The Court of Appeals reversed and reinstated the Overpayment Rule. With respect to the actuarial equivalence holding, the Court found that, based on the text of the statutory mandate, the actuarial equivalence requirement in the Medicare Advantage statute applies to the way in which CMS determines payments to MAOs, and has no application to the Overpayment Rule. In particular, nothing in the text of either the actuarial equivalence requirement or the Overpayment Rule explicitly indicates that actuarial equivalence could be “a defense against the obligation to refund any individual, known overpayment.” Further, the Court concluded that, even if the actuarial equivalence requirement were interpreted to disallow an overpayment recovery mechanism that would result in lower net payments to MAOs, UnitedHealth had failed to show empirically that –– the Overpayment Rule was such a mechanism. The Court reversed the district court’s “same methodology” holding for similar reasons, finding that the statutory “’same methodology’ requirement plays a specific role in the computation and publication of data to aid in the [MAO] bidding process” and is not implicated by the separate provision under which the Overpayment Rule was promulgated.

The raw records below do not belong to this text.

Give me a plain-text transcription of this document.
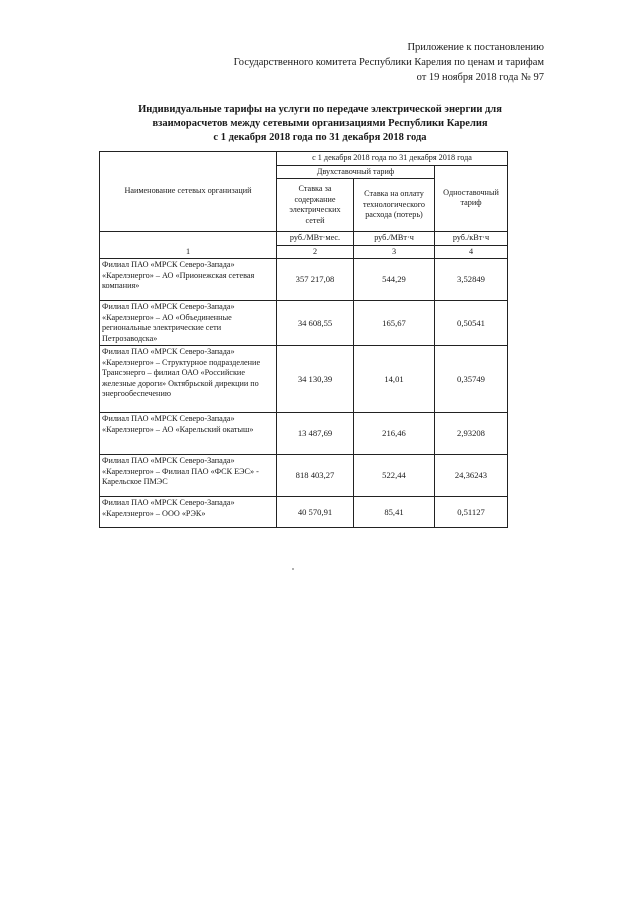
Приложение к постановлению
Государственного комитета Республики Карелия по ценам и тарифам
от 19 ноября 2018 года № 97
Индивидуальные тарифы на услуги по передаче электрической энергии для
взаиморасчетов между сетевыми организациями Республики Карелия
с 1 декабря 2018 года по 31 декабря 2018 года
Наименование сетевых организаций	с 1 декабря 2018 года по 31 декабря 2018 года		
	Двухставочный тариф		Одноставочный тариф
	Ставка за содержание электрических сетей	Ставка на оплату технологического расхода (потерь)	
1	руб./МВт·мес.	руб./МВт·ч	руб./кВт·ч
	2	3	4
Филиал ПАО «МРСК Северо-Запада» «Карелэнерго» – АО «Прионежская сетевая компания»	357 217,08	544,29	3,52849
Филиал ПАО «МРСК Северо-Запада» «Карелэнерго» – АО «Объединенные региональные электрические сети Петрозаводска»	34 608,55	165,67	0,50541
Филиал ПАО «МРСК Северо-Запада» «Карелэнерго» – Структурное подразделение Трансэнерго – филиал ОАО «Российские железные дороги» Октябрьской дирекции по энергообеспечению	34 130,39	14,01	0,35749
Филиал ПАО «МРСК Северо-Запада» «Карелэнерго» – АО «Карельский окатыш»	13 487,69	216,46	2,93208
Филиал ПАО «МРСК Северо-Запада» «Карелэнерго» – Филиал ПАО «ФСК ЕЭС» - Карельское ПМЭС	818 403,27	522,44	24,36243
Филиал ПАО «МРСК Северо-Запада» «Карелэнерго» – ООО «РЭК»	40 570,91	85,41	0,51127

Relying on the Court of Appeal decision, CMS finalized its proposal to not apply a FFS Adjuster to RADV audits because the “actuarial equivalence” and “same methodology” provisions of the MA statute do not apply to the obligation of an MAO to report and return improper payments for diagnoses lacking medical record support, including those improper payments identified during a RADV audit. CMS also concluded that it would not be reasonable to interpret the MA statute as requiring a reduction in payments to MAOs by at least a statutorily-set minimum percentage pursuant to the coding pattern adjustment,[1] while at the same time prohibiting CMS from enforcing longstanding documentation requirements by requiring an offset to the recovery amounts calculated for CMS audits.

Remitting Improper Payments

The proposed rule would have required MA organizations to remit extrapolated recovery amounts from RADV audit findings through CMS’s payment system, the Medicare Advantage and Prescription Drug system or “MARx”, as offsets to MA organizations’ monthly capitation payments. In the event that the recovery amount exceeds the payment in one month, CMS proposed that the recovery would be spread across adjustments for multiple months until the full amount is recovered.

The Final Rule requires MAOs to remit improper payments identified during RADV audits in a manner specified by CMS.

After the Final Rule’s effective date of April 3, 2023, CMS will begin notifying MA organizations issuing enrollee-level audit findings from the CMS RADV audits that have been completed, as well as recovering the enrollee-level improper payments identified in HHS-OIG audits.


[1] Section 1853(a)(1)(C)(ii) of the Social Security Act, 42 U.S.C. § 1395w-23(a)(1)(C)(ii), requires a minimum coding pattern adjustment to reduce the risk scores of all MA beneficiaries, and therefore, MA payment rates. Such a minimum coding pattern adjustment accounts for differences in coding patterns. between MA and Medicare FFS, given that MAOs have a greater incentive than FFS providers to report diagnoses. The coding patter adjustment is currently set at 5.9%.